ABSTRACT

There is no philosophical story more famous than that narrated in the Seventh Book of Plato’s Republic, in which Socrates tells Glaucon of a peculiar dream. It begins in the depths of a ‘sort of subterranean cavern’ [PCD 747], in which fettered humans are buried from the sun, their heads constrained, to prevent them seeing anything but shadows cast upon a wall by a fire. The ascent through various levels of illusion to the naked light of the sun is the most powerful myth of the philosophical project, but it is also the account of a political struggle, in which Socrates anticipates his death. The denizens of the cave violently defend their own benightedness, to such an extent that Socrates asks: ‘if it were possible to lay hands on and to kill the man who tried to release them and lead them up, would they not kill him?’ [PCD 749]. Glaucon immediately concurs with this suggestion. Such violence is not unilateral. The philosopher, after all, has an interest in the sun that is not purely a matter of knowledge.

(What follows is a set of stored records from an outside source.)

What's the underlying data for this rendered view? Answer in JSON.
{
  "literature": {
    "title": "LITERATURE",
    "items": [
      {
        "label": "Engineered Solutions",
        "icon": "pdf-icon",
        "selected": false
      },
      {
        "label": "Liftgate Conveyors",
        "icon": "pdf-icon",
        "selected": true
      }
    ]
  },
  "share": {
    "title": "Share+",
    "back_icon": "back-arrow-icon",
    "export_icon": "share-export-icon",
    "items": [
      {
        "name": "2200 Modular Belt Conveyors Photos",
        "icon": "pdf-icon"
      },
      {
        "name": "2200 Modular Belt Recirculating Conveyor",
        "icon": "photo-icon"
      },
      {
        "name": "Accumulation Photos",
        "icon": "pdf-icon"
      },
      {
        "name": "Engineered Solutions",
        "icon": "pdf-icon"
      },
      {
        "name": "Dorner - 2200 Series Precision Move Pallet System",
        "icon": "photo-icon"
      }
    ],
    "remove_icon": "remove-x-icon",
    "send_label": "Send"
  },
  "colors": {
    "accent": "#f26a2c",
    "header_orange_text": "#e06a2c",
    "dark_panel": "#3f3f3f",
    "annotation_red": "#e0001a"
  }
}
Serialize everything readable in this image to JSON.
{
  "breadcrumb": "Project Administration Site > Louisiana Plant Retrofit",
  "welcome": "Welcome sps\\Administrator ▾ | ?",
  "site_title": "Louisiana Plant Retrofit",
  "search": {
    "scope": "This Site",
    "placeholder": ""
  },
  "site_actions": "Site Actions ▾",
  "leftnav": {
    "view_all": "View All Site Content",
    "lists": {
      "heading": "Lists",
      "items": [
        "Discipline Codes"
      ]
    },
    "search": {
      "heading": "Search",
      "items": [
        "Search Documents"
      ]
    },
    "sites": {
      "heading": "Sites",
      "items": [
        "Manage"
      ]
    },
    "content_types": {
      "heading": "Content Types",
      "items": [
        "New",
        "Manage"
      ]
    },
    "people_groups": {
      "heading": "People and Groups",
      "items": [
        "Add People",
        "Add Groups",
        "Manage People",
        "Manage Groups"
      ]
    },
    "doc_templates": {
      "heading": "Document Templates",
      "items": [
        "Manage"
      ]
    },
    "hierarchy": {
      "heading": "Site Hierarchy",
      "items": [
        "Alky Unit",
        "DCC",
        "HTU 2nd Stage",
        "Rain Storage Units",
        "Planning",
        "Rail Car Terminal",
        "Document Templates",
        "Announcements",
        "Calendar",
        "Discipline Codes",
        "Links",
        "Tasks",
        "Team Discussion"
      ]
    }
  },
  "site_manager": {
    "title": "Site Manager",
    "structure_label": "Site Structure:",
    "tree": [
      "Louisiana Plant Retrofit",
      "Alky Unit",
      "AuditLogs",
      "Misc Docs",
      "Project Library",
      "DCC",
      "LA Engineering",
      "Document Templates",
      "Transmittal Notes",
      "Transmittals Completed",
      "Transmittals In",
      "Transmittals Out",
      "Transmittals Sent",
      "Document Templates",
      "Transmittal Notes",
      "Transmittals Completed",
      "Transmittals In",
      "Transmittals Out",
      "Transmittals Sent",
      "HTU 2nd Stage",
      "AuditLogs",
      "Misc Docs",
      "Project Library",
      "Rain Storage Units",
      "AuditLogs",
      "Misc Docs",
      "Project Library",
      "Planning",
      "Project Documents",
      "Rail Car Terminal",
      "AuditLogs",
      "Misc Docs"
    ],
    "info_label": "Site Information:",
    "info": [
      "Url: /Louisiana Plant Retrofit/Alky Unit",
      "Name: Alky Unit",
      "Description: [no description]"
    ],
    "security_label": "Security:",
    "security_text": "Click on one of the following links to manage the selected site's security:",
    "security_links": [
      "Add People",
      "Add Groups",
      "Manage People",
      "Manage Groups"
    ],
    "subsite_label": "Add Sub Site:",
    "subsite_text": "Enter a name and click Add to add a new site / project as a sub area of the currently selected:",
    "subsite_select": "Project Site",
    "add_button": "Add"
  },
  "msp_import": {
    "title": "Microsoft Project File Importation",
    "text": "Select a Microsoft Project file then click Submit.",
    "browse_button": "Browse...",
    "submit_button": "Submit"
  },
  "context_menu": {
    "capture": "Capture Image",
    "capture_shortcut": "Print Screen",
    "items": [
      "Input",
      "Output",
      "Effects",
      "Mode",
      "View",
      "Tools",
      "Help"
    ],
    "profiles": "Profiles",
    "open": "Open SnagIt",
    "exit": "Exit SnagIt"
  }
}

To have witnessed the sun is a gain and an entitlement; a supra-terrestrial invitation (however reluctantly accepted) to rule:

So our cities will be governed by us and you with waking minds, and not, as most cities now which are inhabited and ruled darkly as in a dream by men who fight one another for shadows and wrangle for office as if that were a great good, when the truth is that the city in which those who are to rule are least eager to hold office must needs be best administered and most free from dissension, and the state that gets the contrary type of ruler will be the opposite of this [PCD 752].